20 Eylül 2024 Cuma

'Sığınma hakkı ve mültecilere yönelik hak ihlallerini durdurun'

Sığınmacılar hakkında verilen ve geri göndermeme ilkesini ihlal eden sınır dışı ve bağlı idari gözetim kararlarının uygulandığı yerlerden olan Geri Gönderme Merkezlerinde (GGM) yaşanan işkence, kötü muamele ve hak ihlallerine ilişkin İHD İstanbul Şubesinde düzenlenen basın toplantısında Birleşmiş Milletlere sorumluluk alma çağrısı yapıldı. 

20 Haziran Dünya Mülteciler Günü vesilesiyle mülteci ve göçmenlerin maruz kaldığı hak ihlali ve işkenceyle karşı İstanbul Göç İdaresi önünde açıklama yapmak isteyen kurumların eylemi Fatih Kaymakamlığı  tarafından yasaklandı. Bunun üzerine İHD İstanbul Şubesinde, "Sığınma hakkına ve mültecilere yönelik hak ihlallerini durdurun" şiarıyla basın toplantısı düzenlendi.

Halkların Eşitlik ve Demokrasi Partisi (DEM Parti) Milletvekili Özgül Saki'nin de katılımıyla  Türkçe, Arapça ve Kürtçe basın metni İHD Genel Başkanı Eren Keskin, İHD İstanbul Şube Başkanı Gülseren Yoleri ve Yıldız Önen okudu. 

'TEHLİKELİ YOLLARLA TÜRKİYE DIŞINDA YAŞAMAYA ZORLANIYOR'
"Birlikte yaşayabiliriz, dünya hepimize yeter.
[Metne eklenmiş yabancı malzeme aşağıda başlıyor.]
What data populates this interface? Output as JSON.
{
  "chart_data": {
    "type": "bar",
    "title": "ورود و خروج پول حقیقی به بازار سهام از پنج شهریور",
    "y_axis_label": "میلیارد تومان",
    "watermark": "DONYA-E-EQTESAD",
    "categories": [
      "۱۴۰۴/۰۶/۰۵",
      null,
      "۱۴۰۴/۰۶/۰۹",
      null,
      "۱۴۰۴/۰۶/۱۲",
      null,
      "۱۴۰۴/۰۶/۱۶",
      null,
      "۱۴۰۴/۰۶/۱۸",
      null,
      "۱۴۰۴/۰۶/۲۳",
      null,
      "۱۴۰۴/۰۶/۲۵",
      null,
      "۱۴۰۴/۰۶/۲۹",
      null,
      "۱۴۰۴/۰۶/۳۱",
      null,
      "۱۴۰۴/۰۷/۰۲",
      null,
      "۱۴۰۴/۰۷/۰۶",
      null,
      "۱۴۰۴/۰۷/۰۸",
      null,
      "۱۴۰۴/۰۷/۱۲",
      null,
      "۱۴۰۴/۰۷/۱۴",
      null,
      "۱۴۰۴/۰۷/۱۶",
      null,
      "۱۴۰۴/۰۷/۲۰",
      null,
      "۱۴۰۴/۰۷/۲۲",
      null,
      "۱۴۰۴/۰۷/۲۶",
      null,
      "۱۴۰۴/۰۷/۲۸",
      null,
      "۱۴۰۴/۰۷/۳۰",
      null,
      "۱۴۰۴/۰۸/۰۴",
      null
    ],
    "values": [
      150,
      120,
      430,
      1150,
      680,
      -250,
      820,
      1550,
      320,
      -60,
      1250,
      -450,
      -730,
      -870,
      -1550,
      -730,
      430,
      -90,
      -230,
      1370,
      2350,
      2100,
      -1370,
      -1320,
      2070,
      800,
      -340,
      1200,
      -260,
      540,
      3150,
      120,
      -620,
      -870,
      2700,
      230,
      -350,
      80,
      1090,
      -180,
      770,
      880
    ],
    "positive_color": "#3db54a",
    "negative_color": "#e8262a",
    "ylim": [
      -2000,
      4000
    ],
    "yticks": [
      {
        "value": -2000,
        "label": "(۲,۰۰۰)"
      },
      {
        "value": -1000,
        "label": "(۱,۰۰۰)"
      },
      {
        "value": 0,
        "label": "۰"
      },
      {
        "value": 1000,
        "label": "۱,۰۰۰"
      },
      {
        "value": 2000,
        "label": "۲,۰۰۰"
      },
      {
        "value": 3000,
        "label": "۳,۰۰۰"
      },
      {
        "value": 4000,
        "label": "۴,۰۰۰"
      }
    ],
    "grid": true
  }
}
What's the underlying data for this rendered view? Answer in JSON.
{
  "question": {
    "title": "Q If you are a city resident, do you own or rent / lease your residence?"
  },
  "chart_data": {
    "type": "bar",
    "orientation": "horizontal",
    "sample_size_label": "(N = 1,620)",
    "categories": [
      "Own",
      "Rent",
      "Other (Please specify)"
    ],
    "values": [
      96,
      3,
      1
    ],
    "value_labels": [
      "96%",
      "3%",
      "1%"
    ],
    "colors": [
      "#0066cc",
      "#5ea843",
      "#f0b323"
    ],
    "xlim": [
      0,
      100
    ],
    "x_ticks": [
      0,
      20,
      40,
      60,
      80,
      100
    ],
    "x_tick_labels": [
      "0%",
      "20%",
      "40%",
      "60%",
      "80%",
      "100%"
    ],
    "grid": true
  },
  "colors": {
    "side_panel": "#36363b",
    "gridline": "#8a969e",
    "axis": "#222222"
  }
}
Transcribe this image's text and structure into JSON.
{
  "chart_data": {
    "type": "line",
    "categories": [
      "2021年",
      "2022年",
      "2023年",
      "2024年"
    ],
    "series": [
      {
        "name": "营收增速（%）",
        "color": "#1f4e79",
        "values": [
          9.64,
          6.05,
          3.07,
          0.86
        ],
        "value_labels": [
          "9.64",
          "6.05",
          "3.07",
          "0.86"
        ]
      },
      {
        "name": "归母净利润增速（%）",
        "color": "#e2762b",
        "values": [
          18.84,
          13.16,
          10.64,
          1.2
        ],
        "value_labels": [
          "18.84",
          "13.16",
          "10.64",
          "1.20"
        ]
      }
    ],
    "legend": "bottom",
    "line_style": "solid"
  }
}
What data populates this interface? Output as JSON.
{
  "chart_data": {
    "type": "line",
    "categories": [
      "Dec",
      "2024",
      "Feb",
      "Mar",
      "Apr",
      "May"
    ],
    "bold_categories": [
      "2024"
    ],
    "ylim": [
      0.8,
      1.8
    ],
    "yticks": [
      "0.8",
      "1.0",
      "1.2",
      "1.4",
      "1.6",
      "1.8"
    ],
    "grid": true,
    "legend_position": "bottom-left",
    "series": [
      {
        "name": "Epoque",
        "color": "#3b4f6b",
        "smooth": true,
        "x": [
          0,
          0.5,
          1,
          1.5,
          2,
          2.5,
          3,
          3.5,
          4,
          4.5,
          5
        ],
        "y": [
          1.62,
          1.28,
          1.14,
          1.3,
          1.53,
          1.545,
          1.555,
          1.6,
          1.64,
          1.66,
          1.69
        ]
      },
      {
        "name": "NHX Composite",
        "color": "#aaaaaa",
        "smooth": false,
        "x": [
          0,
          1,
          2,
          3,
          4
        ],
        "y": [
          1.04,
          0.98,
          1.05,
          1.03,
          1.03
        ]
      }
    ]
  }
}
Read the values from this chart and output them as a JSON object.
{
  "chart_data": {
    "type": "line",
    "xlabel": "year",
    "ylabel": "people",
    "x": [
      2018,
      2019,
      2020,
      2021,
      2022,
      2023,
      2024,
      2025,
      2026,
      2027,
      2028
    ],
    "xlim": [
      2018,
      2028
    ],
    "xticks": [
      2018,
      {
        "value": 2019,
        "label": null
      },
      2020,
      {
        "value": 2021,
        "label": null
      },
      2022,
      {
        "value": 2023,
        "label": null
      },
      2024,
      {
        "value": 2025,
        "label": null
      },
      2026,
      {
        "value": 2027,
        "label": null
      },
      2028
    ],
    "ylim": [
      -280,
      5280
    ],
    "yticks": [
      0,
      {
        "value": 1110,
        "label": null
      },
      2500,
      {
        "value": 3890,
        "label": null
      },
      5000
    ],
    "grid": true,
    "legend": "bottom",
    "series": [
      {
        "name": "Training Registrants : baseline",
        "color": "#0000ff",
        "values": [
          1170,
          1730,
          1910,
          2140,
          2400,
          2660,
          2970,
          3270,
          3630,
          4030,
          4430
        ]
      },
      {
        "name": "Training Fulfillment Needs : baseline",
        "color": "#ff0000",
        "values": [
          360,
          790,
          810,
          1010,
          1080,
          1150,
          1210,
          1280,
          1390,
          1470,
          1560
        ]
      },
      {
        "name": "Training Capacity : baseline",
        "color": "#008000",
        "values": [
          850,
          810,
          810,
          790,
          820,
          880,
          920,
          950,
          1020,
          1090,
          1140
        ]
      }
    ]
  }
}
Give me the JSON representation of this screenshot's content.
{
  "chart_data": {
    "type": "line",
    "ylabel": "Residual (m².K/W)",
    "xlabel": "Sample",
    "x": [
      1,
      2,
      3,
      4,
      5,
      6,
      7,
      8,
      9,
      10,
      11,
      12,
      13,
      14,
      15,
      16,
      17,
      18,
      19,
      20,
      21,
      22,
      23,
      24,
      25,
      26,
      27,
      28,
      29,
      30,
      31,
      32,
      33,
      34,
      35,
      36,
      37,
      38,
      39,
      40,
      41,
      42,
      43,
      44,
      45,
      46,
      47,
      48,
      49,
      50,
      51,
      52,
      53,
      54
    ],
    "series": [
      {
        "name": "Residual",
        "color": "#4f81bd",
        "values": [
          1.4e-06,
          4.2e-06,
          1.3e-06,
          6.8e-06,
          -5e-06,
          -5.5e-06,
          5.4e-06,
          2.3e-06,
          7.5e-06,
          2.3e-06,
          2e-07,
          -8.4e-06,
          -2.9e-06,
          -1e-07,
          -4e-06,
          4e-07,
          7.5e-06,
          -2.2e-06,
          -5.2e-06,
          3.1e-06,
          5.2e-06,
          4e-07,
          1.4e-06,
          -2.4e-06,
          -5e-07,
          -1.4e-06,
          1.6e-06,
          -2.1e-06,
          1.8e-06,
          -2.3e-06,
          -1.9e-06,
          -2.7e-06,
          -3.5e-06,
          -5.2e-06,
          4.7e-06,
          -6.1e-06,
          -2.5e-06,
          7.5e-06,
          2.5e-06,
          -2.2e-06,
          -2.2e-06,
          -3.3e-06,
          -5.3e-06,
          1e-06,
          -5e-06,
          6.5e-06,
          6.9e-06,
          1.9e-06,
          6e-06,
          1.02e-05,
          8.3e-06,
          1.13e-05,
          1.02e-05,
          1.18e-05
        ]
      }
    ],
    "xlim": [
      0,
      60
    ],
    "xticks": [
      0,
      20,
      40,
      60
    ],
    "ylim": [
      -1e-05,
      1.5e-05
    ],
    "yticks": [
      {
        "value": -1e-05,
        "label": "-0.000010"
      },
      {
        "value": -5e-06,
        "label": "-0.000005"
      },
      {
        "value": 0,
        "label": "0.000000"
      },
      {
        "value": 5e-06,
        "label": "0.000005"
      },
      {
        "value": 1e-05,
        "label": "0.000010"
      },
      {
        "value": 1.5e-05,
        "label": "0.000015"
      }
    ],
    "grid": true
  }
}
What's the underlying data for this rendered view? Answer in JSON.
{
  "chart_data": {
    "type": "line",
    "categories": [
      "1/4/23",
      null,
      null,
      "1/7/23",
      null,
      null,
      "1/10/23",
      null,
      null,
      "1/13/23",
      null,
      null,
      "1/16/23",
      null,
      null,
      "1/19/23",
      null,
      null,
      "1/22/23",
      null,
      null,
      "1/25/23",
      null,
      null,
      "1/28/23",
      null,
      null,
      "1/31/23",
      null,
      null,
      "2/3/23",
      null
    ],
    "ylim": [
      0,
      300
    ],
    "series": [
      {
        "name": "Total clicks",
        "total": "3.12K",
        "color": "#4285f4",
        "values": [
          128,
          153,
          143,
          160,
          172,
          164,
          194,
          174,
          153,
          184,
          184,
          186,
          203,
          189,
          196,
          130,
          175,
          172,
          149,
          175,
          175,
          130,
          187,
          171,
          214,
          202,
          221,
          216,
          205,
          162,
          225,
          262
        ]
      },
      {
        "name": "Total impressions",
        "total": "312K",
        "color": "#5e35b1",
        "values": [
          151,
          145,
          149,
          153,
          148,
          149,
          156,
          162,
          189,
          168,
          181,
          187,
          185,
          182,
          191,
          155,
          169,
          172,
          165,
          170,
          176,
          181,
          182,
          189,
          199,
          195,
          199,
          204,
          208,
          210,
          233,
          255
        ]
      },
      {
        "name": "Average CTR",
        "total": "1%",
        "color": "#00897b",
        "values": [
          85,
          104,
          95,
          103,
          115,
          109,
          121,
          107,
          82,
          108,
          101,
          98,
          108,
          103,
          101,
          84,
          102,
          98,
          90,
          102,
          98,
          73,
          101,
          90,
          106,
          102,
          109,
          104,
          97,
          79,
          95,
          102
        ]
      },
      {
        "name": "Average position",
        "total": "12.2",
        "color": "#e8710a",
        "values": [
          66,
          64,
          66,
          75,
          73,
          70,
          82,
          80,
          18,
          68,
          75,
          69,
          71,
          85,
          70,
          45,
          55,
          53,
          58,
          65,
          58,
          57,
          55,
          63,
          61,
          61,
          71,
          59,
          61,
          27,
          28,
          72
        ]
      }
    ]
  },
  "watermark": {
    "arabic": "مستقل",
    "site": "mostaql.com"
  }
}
Sığınmacılara temel insan hakları çerçevesinde bir yaşam sağlansın" başlıklı açıklamada, Türkiye'de Göç İdaresi'nin sığınmacıların temel haklarının korunmasında yetersiz kaldığı, sığınmacıların haklarına saygı duyulmadığı belirtildi. Geçici koruma statüsü sahipleri ya da ikamet izni olanlar dışında kalan ve çoğunluğu İran, Irak, Afganistan, Afrika ve Asya ülkelerinden milyonlarca sığınmacının "düzensiz göçmen" olarak tanımlandığı ve uluslararası koruma mekanizmalarına erişemedikleri müddetçe her türlü korumadan ve destekten yoksun ve ağır risk içeren bir yaşam sürdürmek zorunda kalacağı vurgulanan açıklamada, marz kaldıkları hak ihlalleri karşısında Geçici Koruma Statüsü sahibi Suriyeliler dahi tehlikeli yollarla Türkiye dışında yaşamaya zorlandığı belirtildi.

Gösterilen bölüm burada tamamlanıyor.